Devonian change; case studies in paleogeography and paleoecology, Geological Society of London, London, United Kingdom, Volume 314, p.109-124 (2009)

ISBN:

0305-8719

Keywords:

Anthozoa, Arctic region, assemblages, Banks Island, Canada, carbonate platforms, carbonatization, clastic rocks, Cnidaria, coastal environment, deltaic sedimentation, depositional environment, Devonian, diagenesis, dolomitization, Ellesmere Island, Frasnian, geometry, Givetian, Invertebrata, lithofacies, lithostratigraphy, marine environment, Middle Devonian, northwest territories, Nunavut, paleoenvironment, paleogeography, Paleozoic, Queen Elizabeth Islands, Reefs, sedimentary petrology, Sedimentary rocks, sedimentary structures, sedimentation, shelf environment, siliciclastics, spatial distribution, Upper Devonian, Western Canada

Abstract:

Following the collapse of the >2000 km long Givetian (Middle Devonian) Inuitian/Ellesmere carbonate platform factory in arctic Canada, within the 0 degrees to 10 degrees equatorial palaeolatitudes north, the only Frasnian reefs in high arctic Canada retreated westwards, confined to northeastern Banks Island. These reefs, numbering well over 130, and dominated by corals and stromatoporoid sponges, were spread over c. 5000 km (super 2) , within the 220 m thick Mercy Bay Formation. Reefs were developed at four different stratigraphic levels (termed the A, B, C and D levels) during early and middle Frasnian time, periodically smothered by intervening siliciclastics during sea-level lowstands, and were finally buried by thick siliciclastic sands, silts and muds derived from the east during the late Frasnian. The Frasnian-Famennian boundary is masked within continental, deltaic facies bearing plant remains. The Banks reef and carbonate succession is preserved as horizontally stratified, in situ limestones, with the succeeding reefs backsteppping towards the east, in response to cyclic Frasnian sea-level rises. The Banks reefs were developed on the distal lobes of a megadelta, periodically covered by extensive lowland forests that stretched more than 2000 km west from Greenland and Ellesmere Island. Reefs are three-dimensionally preserved, unaffected by diagenesis, dolomitization, major tectonics, vegetative cover or glaciation, and thus display some of the finest, pristine Late Devonian reef complexes known.
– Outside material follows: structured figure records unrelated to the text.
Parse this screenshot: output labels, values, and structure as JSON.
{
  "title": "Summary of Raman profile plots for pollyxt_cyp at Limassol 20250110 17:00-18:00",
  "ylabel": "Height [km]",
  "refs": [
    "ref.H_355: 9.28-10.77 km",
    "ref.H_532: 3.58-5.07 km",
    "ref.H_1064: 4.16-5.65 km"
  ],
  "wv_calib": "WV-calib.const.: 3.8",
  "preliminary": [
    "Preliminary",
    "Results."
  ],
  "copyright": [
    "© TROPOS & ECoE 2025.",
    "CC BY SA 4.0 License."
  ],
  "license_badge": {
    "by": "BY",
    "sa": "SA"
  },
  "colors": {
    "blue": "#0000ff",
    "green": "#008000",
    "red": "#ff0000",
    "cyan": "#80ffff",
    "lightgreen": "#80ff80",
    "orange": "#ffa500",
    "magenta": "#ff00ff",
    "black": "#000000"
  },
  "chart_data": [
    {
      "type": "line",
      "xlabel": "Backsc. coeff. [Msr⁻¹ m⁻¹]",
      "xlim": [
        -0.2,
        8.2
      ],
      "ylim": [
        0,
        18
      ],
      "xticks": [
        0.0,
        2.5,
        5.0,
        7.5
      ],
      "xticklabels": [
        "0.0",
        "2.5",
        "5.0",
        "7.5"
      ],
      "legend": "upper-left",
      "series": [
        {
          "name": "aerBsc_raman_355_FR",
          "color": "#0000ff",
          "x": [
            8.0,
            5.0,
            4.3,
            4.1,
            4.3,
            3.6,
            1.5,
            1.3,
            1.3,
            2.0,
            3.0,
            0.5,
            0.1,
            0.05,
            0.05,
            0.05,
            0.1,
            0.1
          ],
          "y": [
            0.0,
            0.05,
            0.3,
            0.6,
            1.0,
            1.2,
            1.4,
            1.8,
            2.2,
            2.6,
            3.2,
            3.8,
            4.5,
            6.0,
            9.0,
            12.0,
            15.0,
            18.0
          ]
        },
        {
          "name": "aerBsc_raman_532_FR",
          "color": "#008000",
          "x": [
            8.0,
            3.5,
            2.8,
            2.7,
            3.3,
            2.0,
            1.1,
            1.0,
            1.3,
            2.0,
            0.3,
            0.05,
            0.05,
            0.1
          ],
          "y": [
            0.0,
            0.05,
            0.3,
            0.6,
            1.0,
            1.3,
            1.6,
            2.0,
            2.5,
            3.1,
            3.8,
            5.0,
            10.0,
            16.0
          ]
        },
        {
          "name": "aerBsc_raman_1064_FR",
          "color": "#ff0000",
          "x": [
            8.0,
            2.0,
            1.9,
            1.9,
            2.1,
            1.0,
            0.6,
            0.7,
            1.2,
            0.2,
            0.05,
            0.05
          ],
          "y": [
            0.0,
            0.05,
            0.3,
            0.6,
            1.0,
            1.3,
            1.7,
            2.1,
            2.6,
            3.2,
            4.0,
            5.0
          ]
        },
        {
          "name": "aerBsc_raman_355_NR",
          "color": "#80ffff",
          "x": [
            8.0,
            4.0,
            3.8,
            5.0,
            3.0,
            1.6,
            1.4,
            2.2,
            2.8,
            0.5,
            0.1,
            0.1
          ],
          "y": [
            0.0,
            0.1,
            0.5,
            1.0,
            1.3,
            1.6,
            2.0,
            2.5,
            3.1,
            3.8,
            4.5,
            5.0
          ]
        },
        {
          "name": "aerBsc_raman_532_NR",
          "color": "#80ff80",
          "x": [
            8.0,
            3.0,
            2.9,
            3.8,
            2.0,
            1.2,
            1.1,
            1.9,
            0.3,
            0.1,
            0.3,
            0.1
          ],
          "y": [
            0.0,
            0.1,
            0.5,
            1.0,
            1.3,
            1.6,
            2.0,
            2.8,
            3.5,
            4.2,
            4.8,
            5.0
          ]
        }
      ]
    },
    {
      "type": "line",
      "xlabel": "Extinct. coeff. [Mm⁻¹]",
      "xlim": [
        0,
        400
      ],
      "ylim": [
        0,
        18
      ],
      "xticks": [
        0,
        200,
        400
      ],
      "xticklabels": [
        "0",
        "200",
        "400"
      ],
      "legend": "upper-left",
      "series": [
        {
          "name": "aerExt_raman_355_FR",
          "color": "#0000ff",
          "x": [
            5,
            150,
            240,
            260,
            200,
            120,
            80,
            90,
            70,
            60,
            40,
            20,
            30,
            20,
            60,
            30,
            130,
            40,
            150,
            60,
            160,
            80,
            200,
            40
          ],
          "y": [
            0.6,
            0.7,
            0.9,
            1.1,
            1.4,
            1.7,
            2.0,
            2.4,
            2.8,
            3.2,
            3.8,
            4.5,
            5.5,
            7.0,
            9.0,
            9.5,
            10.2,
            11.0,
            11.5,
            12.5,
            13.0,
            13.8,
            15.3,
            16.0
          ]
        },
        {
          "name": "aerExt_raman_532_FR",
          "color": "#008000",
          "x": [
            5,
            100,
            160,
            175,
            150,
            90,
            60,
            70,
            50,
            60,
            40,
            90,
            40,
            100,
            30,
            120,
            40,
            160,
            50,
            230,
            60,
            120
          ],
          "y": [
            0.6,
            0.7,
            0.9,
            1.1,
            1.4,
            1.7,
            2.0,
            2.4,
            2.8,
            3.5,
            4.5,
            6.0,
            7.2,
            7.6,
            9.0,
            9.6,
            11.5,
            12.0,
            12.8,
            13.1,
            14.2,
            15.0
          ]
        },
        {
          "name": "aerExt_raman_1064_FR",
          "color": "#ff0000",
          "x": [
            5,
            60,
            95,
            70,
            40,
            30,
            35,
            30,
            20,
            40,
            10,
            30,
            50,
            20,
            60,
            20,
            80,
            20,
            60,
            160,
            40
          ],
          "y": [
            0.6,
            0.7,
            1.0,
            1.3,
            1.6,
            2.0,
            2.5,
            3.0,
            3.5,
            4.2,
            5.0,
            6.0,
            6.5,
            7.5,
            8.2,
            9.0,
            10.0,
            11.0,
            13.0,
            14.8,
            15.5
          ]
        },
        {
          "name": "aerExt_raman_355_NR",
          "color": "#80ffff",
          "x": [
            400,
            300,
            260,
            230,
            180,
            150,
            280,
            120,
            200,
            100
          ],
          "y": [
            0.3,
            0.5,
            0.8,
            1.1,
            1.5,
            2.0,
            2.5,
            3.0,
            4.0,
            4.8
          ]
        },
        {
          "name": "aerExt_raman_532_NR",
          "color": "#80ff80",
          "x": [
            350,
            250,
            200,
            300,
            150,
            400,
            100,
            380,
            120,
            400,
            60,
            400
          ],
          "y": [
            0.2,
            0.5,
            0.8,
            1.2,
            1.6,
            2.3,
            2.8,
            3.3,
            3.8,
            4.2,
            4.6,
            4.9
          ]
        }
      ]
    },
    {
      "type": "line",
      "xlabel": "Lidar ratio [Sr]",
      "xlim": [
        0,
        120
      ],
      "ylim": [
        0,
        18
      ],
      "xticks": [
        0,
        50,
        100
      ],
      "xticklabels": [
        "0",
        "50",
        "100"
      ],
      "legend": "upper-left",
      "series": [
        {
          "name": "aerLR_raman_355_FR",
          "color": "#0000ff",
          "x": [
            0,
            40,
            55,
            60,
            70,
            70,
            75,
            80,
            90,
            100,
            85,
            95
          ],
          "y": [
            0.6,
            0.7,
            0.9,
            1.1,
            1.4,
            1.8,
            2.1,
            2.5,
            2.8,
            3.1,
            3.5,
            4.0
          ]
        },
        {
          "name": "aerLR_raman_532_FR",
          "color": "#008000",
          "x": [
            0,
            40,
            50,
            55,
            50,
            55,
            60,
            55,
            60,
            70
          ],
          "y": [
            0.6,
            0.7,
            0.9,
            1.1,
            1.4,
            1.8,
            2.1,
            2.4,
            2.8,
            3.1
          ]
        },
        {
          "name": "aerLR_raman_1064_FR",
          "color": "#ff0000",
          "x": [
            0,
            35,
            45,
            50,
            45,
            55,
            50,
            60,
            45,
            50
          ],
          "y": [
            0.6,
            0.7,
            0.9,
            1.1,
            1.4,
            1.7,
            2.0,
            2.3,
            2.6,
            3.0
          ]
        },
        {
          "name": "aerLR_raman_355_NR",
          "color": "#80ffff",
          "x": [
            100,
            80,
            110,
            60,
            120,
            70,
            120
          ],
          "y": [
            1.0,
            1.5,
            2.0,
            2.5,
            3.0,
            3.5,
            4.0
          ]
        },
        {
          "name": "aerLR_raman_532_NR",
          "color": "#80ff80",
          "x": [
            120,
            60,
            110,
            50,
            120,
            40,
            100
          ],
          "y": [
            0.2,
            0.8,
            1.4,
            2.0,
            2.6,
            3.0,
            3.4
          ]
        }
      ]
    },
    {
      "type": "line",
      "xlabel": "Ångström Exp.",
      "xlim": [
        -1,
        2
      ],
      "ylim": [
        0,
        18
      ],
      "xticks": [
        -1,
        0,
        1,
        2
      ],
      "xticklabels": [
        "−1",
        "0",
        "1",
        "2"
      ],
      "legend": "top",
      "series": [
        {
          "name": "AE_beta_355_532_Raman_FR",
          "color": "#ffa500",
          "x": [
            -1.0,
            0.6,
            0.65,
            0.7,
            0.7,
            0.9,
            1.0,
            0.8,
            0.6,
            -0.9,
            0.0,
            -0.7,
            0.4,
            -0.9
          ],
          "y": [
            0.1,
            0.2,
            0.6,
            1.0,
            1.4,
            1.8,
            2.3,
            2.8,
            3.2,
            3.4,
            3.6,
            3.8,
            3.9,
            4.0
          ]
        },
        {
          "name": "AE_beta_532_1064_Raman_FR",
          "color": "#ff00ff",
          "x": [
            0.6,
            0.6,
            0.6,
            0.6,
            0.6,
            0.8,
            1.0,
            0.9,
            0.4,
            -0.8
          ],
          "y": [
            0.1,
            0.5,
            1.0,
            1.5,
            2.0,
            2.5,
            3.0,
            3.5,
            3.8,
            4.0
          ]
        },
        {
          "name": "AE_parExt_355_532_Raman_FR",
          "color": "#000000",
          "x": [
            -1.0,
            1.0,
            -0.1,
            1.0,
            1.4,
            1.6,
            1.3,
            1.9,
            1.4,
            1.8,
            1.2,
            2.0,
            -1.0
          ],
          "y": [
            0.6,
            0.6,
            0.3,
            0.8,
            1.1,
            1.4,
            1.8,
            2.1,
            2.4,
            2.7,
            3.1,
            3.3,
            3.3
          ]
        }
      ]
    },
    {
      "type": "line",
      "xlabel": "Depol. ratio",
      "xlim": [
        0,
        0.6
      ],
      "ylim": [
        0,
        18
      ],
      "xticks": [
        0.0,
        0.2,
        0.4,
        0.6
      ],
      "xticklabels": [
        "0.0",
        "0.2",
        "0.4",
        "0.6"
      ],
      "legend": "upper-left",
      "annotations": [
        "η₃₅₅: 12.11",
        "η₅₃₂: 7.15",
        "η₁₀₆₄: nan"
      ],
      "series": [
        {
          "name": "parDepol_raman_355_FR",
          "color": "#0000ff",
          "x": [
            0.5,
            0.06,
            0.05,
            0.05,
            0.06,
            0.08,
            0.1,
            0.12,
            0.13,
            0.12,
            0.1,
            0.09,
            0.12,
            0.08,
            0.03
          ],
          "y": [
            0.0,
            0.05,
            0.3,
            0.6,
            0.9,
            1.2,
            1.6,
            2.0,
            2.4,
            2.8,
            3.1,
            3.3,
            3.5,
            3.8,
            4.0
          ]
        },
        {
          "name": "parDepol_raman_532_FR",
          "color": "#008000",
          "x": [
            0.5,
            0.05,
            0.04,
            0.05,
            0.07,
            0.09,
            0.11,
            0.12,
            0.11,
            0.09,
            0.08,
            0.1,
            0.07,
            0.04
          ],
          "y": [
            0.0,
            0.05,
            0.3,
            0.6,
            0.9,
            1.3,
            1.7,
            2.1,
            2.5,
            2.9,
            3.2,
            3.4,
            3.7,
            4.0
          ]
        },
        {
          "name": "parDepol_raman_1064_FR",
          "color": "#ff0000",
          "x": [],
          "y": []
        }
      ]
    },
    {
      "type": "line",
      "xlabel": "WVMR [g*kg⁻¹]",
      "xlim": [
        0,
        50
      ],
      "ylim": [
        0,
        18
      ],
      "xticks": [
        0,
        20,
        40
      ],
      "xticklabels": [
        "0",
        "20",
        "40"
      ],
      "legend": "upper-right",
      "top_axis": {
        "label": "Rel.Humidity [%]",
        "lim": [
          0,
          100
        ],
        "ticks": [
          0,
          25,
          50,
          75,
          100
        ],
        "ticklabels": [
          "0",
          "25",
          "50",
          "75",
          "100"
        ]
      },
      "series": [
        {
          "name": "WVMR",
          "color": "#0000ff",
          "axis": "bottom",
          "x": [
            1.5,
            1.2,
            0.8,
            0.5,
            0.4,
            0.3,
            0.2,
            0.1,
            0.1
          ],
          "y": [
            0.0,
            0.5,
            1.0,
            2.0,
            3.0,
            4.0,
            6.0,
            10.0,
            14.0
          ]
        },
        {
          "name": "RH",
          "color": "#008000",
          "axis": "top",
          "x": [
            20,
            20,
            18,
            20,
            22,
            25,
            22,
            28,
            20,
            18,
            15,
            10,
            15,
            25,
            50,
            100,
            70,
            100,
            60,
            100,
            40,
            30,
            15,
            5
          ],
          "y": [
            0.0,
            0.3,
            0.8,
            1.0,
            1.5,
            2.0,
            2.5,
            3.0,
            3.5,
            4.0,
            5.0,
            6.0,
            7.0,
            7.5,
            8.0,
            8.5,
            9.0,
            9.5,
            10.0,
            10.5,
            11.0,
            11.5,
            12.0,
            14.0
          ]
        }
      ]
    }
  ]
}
The reefs represent a range of geometries, from small circular to oval patch reefs a few tens of metres in diameter and 2 km across, or 300-400 m diameter, and 40-60 m thick. Coral and stromatoporoid-rich biostromes also formed a significant part of the reef seascape. Morphology of the reefs leads to an estimation of penecontemporaneous relief of 10-20 m above the prevailing sea floor, with reef-core facies generally dominated by stromatoporoid sponges, and flank facies by a variable mix of colonial tabulate and rugose corals, as well as stromatoporoids. Bryozoans and calcimicrobialites were rare, in contrast to other Late Devonian reefs such as those of the Canning Basin (Australia), or the Guangxi platform (South China); mudmound reef facies, such as seen in Belgium were limited.